A Friend from Alexandria Friends Meeting called to say that he had gone to Charlottesville with a group to attend the counter-protest to the Unite the Right march, and had been caught up in the violence. They were feeling traumatized, and had hired a trauma counselor to help them process. Now they needed a place to meet with that person. The Property Committee gave them access to Quaker House Living Room; Brian Lutenegger staffed it.

 

J.E. McNeil gave one of her excellent Active Bystander trainings to teach non-violent interventions to use when you witness an act of oppression. Her next one is on September 7. J.E. also put in a plea for friends to donate school supplies to support the economically vulnerable students in D.C.

 

Merry Pearlstein, Alex Mathews, and Judy Hubbard came to stare meaningfully at the Decatur Place Room and the North Room to think about furniture needs in those places.

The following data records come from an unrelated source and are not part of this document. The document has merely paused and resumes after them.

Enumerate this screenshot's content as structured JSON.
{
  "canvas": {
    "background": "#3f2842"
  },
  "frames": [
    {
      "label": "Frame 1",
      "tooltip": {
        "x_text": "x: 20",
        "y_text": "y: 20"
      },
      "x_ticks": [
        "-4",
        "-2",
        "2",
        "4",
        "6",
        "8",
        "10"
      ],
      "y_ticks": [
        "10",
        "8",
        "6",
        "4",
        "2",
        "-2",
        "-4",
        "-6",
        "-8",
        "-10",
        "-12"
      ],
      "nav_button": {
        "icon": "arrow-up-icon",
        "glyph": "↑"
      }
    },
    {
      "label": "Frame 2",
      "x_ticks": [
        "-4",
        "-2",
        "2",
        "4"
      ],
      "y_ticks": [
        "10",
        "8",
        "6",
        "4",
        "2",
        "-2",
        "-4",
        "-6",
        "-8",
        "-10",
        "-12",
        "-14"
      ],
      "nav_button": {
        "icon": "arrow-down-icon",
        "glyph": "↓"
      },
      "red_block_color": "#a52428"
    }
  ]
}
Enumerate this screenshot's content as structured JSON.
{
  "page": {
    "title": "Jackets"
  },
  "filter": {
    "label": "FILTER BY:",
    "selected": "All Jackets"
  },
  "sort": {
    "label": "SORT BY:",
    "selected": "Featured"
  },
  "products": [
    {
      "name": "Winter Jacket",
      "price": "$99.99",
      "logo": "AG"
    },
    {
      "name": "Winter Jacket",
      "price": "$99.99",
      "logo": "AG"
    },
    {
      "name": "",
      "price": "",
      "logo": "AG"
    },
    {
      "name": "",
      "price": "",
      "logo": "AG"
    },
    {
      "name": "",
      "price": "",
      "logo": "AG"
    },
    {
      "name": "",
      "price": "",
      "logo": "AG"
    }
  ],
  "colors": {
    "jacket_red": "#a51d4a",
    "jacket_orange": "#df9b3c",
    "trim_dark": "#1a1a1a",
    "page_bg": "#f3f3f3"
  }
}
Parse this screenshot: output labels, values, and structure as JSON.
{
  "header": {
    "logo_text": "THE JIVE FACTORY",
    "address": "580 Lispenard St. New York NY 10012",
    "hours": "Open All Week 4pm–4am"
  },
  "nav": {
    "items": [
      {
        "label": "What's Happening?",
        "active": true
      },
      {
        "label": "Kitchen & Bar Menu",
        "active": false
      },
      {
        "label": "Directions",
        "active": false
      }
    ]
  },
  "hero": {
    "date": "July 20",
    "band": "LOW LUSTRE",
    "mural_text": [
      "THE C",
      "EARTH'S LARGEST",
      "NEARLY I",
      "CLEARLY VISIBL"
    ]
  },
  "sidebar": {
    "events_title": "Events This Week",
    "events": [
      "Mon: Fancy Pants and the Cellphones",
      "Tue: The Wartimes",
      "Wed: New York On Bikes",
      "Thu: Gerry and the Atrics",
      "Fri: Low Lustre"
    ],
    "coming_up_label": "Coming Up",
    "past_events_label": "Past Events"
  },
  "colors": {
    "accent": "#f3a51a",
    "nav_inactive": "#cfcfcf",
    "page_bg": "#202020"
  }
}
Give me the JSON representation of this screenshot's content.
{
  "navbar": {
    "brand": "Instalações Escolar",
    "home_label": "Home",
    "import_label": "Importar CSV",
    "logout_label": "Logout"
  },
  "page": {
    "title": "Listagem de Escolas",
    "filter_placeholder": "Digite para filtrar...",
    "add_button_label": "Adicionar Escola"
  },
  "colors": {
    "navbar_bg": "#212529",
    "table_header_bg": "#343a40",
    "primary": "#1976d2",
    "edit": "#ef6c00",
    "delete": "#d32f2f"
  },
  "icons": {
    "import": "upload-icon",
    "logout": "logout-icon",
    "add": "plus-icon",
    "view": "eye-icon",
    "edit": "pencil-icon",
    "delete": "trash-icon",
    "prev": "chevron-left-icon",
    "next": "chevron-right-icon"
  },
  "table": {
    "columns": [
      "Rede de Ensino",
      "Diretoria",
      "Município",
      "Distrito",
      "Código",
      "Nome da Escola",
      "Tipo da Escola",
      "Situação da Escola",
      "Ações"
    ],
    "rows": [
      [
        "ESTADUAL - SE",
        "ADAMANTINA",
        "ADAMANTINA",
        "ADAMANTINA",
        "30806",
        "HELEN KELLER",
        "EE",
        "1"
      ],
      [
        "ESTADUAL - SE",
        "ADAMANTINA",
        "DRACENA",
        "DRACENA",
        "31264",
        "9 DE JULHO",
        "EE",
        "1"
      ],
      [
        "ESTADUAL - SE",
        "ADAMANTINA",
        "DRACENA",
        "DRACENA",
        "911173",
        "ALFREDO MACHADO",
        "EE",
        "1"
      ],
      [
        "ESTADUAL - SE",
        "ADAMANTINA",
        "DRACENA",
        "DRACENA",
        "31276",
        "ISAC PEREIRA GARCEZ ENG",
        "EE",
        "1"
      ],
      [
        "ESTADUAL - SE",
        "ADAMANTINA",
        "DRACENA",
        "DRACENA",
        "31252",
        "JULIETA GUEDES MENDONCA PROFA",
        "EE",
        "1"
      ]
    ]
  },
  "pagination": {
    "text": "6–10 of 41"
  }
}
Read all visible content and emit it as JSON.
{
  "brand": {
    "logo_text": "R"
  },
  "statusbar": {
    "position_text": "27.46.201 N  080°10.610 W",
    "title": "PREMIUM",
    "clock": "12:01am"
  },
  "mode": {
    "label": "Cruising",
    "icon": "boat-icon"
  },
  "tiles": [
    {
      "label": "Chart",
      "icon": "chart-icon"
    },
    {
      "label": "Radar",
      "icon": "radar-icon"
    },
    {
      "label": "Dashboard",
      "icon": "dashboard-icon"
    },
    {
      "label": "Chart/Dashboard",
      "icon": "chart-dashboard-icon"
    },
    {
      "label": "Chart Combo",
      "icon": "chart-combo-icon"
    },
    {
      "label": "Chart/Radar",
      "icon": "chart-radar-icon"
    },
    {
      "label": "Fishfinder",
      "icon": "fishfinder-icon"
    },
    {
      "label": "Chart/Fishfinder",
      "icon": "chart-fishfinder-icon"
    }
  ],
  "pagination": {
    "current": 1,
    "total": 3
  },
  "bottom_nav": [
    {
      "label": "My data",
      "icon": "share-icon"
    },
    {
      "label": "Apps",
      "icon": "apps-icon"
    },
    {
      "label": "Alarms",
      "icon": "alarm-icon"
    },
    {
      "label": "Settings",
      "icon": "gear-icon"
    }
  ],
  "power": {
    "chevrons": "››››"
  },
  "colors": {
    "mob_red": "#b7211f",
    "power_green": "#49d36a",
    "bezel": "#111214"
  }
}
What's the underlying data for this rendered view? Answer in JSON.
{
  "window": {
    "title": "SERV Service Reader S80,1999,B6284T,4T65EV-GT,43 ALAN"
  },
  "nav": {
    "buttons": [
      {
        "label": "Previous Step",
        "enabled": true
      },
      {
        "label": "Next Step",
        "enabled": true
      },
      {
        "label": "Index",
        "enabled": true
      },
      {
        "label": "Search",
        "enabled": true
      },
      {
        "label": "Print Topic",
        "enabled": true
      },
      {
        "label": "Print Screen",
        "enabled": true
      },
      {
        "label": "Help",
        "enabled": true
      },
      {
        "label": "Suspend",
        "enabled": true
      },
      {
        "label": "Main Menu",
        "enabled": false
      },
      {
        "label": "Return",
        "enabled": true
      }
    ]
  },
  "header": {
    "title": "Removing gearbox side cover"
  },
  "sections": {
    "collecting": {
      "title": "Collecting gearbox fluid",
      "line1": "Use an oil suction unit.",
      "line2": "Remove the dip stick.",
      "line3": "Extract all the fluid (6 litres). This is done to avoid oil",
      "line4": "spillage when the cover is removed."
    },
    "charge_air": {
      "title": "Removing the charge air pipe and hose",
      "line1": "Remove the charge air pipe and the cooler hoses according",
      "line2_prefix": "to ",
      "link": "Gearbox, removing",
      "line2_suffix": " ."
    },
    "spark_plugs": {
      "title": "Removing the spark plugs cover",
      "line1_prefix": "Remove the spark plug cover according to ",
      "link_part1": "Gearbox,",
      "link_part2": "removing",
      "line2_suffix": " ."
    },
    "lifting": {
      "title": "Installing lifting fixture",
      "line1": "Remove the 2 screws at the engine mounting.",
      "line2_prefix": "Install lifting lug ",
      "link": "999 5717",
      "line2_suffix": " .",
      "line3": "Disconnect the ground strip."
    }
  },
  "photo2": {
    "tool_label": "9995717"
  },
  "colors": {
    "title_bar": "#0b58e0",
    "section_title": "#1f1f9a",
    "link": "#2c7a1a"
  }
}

There were many opinions, and a willingness to engage in a spiritually enriching furniture shopping trip, to be held soon.

 

We held three weddings and the very wonderful celebration of Bob & Susan Meehan’s 50th wedding anniversary. We also held numerous other events, most of them office retreats by folks like the Peace Corps, Planned Parenthood, Advocates for Youth, the Center for Community Change, and others. The nice Syrians continued their film series, the Spiritists and the Democratic Socialists held their monthly meeting, the LGBTQ Executives met biweekly and Al-anon met weekly, and two new groups of International Honors Program students came to do their orientation before heading off to study health care systems in 3 other countries. There were days when we had the place to ourselves, and a few days when every single room was filled, as well they should be.

 

This is an amazing Meeting, Friends.

 

My son lives in Charlottesville and was half a block away when the car rammed into the counter-protesters. I was shaken by this, and spent a lot of time hand wringing. I remembered reading about the end of World War II, when many people asked, Where were the good Germans—the ones who disliked Hitler, who hated what was happening to their country, who were horrified by the death camps and so many other Nazi actions. I asked myself, Where are the good Americans now? Well, look around you, Friends. They’re all over the place—with the counter protests in Charlottesville and Boston, and with numerous groups large and small working to preserve supports for the vulnerable. To me, the good people are right here. And I am so grateful for you.